Because the self-identification clauses were added after public submissions on the Bill had closed, Martin was concerned that “stakeholders may have missed an opportunity to comment”.
The current process for amending the gender registered on birth certificates takes place through the Family Court. Around 20 to 25 people a year use this process.
Speak up for Women is a group that was founded during a campaign against the self-ID amendment proposed to the births, deaths and marriages bill.
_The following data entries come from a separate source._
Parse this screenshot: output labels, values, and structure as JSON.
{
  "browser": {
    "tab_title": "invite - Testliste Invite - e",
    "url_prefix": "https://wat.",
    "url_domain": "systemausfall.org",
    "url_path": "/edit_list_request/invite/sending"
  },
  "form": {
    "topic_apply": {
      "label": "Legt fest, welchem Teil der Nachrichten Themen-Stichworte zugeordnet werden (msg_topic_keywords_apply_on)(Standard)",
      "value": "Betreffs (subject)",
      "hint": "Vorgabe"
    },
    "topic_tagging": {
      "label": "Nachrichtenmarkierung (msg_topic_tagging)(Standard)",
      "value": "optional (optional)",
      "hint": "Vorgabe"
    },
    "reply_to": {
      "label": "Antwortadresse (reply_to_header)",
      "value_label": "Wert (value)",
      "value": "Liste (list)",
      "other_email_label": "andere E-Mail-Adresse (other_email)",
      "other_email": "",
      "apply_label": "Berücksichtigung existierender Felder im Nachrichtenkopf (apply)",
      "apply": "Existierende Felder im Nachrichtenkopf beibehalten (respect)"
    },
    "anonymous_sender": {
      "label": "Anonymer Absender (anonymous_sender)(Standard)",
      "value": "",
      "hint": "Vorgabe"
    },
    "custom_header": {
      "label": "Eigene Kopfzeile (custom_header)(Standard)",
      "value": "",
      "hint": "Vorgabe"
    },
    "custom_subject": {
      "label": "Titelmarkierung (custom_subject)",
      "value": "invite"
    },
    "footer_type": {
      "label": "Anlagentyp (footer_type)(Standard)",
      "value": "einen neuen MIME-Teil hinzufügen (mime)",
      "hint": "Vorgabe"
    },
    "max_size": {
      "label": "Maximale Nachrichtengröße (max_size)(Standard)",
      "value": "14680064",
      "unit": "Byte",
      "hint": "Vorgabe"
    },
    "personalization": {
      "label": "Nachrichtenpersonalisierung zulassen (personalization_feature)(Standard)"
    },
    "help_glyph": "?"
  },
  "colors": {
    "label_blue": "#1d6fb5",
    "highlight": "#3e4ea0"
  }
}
The group is also opposed to the role of trans women in women’s sport, claiming “sport must be categorised by sex, not gender identity”.
The group organised Feminism 2020, an event initially planned to be held at Massey’s Wellington campus last month, but university authorities buckled when a 6,000-strong petition called for its cancellation.
“The group advocate against trans rights and spread scaremongering misinformation about trans people,” the petition read. “By hosting the ‘Feminism 2020’ event Massey are providing a platform for hate and division to be spread here and make trans and queer people feel unsafe.”
Massey cited health and safety concerns.
Speak Up For Women characterised the event’s opponents as “extremists accusing us of hurting feelings while they’re actively encroaching on human rights”.
The venue was changed and the event was held in parliament’s Banquet Hall last week.
Back in Britain, Daily Mail writer Richard Littlejohn commented on the new development in self-identification:
The politics of identity is fraught with contradiction. For instance, how do you square a white man claiming to be black with the campaign against ‘cultural appropriation’?
Still, it could be a convenient ‘get out of jail’ card for the students accused of racism for wearing sombreros.
All they have to do is claim to be ‘trans-Mexican’ for the night and Pedro’s your uncle. And what if a white person wearing blackface insists they are actually black? Pick the bones out of that.
Oh – and self-identification would be helpful for a business that has a predominantly white, male workforce or board of directors and is coming under pressure to hire more women and ethnic minorities and find places for them as directors .
They need simply tell half their workforce or boards to redefine as female, black, Muslim or whatever and they will be off the hook.
We look forward to Women’s Minister Julie Anne Genter’s response when this becomes common business practice.
She says (readers will recall) that old white men need to “move on” from company boards to help close the gender pay gap.
Speaking to students at Christchurch’s Cobham Intermediate School on Thursday, Genter said the private sector needed to address the low level of female representation on New Zealand company boards if more businesses were to be led by women.
About 85 per cent of board members were male, and many were “old white men in their 60s”.
A final thought. If it’s acceptable to self-identify our gender, race or disability ….
Well, why can’t we change our age, too, to deal with ageism?